There’s something physical about anxiety. It manifests itself in the mind, but the feeling, for me at least, was as if the walls were shrinking in on me. The people around me were too close. The feeling was suffocation. By the grace of God, booze wasn’t really for me. Not the way it was for them. So I turned to something else evolutionary.
Sitting in the trailer I lived in al Anbar, I understood that I needed to let my mind run a bit in order to stay sane. I didn’t think of it as anxiety though. It was war and most people were at least a little anxious. So I read. But what I read mattered. I read certain types of fiction. Melville. Hemmingway. Maugham. But also stacks of science fiction. Asimov. Philip K. Dick. Heinlein. Stephenson. If I read non-fiction it had to be enormous sweeping historic or anthropological works like Jared Diamond or Caro.
If you want to feel like you’ve got blue sky above you, read Robert Caro’s description of the west Texas hill country of LBJ’s childhood. And if you want to feel alone read his description of a night before electricity in the darkness with the wind.
When I got home for good, 10 years ago now, I thought I didn’t need it. It wasn’t the war that made me feel anxious though. It was just how I was wired. And figuring out how to live on a different path than the Hughes men that came before me required finding a different way to run a bit. Reading. Writing. Watching beautiful cinema. Television now has taken over for the big screen.
It’s a glorious time to need that kind of stimuli.
Christopher Nolan’s Interstellar is big enough. Battlestar Galactica (the newer one) is a masterpiece. And Sam Mendes’ 1917 is a perfect work of art pretending to be a war movie. Both Blade Runners are perfect. The Thin Red Line is the most beautiful movie I’ve ever seen.
I’m rambling, purposely so to make a point. That point is that we’re in politically contemptuous times with a plague that’s limited our movement.

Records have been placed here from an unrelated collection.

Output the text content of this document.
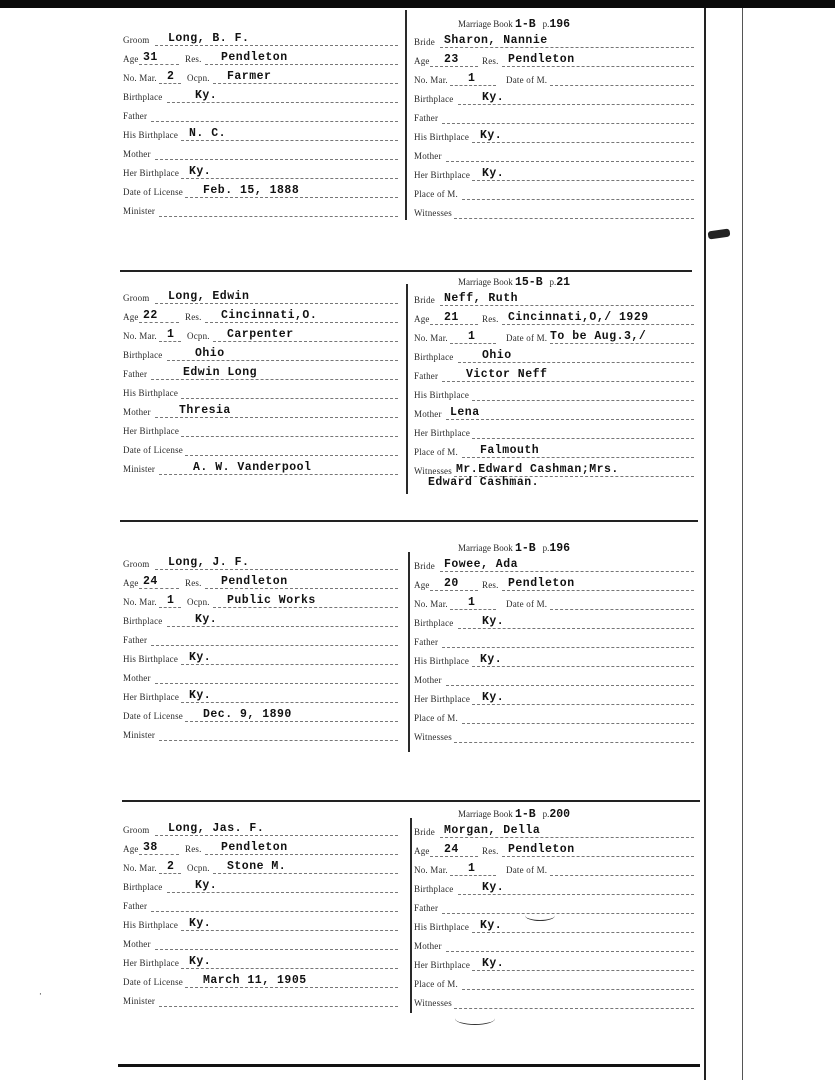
·
Groom Long, B. F.
Age 31	Res. Pendleton
No. Mar. 2 Ocpn. Farmer
Birthplace	Ky.
Father
His Birthplace N. C.
Mother
Her Birthplace Ky.
Date of License Feb. 15, 1888
Minister
Marriage Book 1-B p.196
Bride Sharon, Nannie
Age 23	Res. Pendleton
No. Mar. 1	Date of M.
Birthplace Ky.
Father
His Birthplace Ky.
Mother
Her Birthplace Ky.
Place of M.
Witnesses
Groom Long, Edwin
Age 22	Res. Cincinnati,O.
No. Mar. 1 Ocpn. Carpenter
Birthplace	Ohio
Father	Edwin Long
His Birthplace
Mother Thresia
Her Birthplace
Date of License
Minister	A. W. Vanderpool
Marriage Book 15-B p.21
Bride Neff, Ruth
Age 21	Res. Cincinnati,O,/ 1929
No. Mar. 1	Date of M. To be Aug.3,/
Birthplace Ohio
Father Victor Neff
His Birthplace
Mother Lena
Her Birthplace
Place of M. Falmouth
Witnesses Mr.Edward Cashman;Mrs.
Edward Cashman.
Groom Long, J. F.
Age 24	Res. Pendleton
No. Mar. 1 Ocpn. Public Works
Birthplace	Ky.
Father
His Birthplace Ky.
Mother
Her Birthplace Ky.
Date of License Dec. 9, 1890
Minister
Marriage Book 1-B p.196
Bride Fowee, Ada
Age 20	Res. Pendleton
No. Mar. 1	Date of M.
Birthplace Ky.
Father
His Birthplace Ky.
Mother
Her Birthplace Ky.
Place of M.
Witnesses
Groom Long, Jas. F.
Age 38	Res. Pendleton
No. Mar. 2 Ocpn. Stone M.
Birthplace	Ky.
Father
His Birthplace Ky.
Mother
Her Birthplace Ky.
Date of License March 11, 1905
Minister
Marriage Book 1-B p.200
Bride Morgan, Della
Age 24	Res. Pendleton
No. Mar. 1	Date of M.
Birthplace Ky.
Father
His Birthplace Ky.
Mother
Her Birthplace Ky.
Place of M.
Witnesses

It’s stolen a bit of our sky when we need it most. But this isn’t new for humans. We’ve been trampled underfoot so consistently for millennia that we’ve got a word to describe when we haven’t been. Peace. The bi-product of it’s absence is the bottomless expanse of the human imagination that bleeds off art in a beautiful way that heals the producer and the consumer.
So let the healing start.
Things are going to get a little crazy around here over the next 120 hours. I recommend you find somewhere to let yourself run in place a bit. And maybe form that habit for good if you haven’t.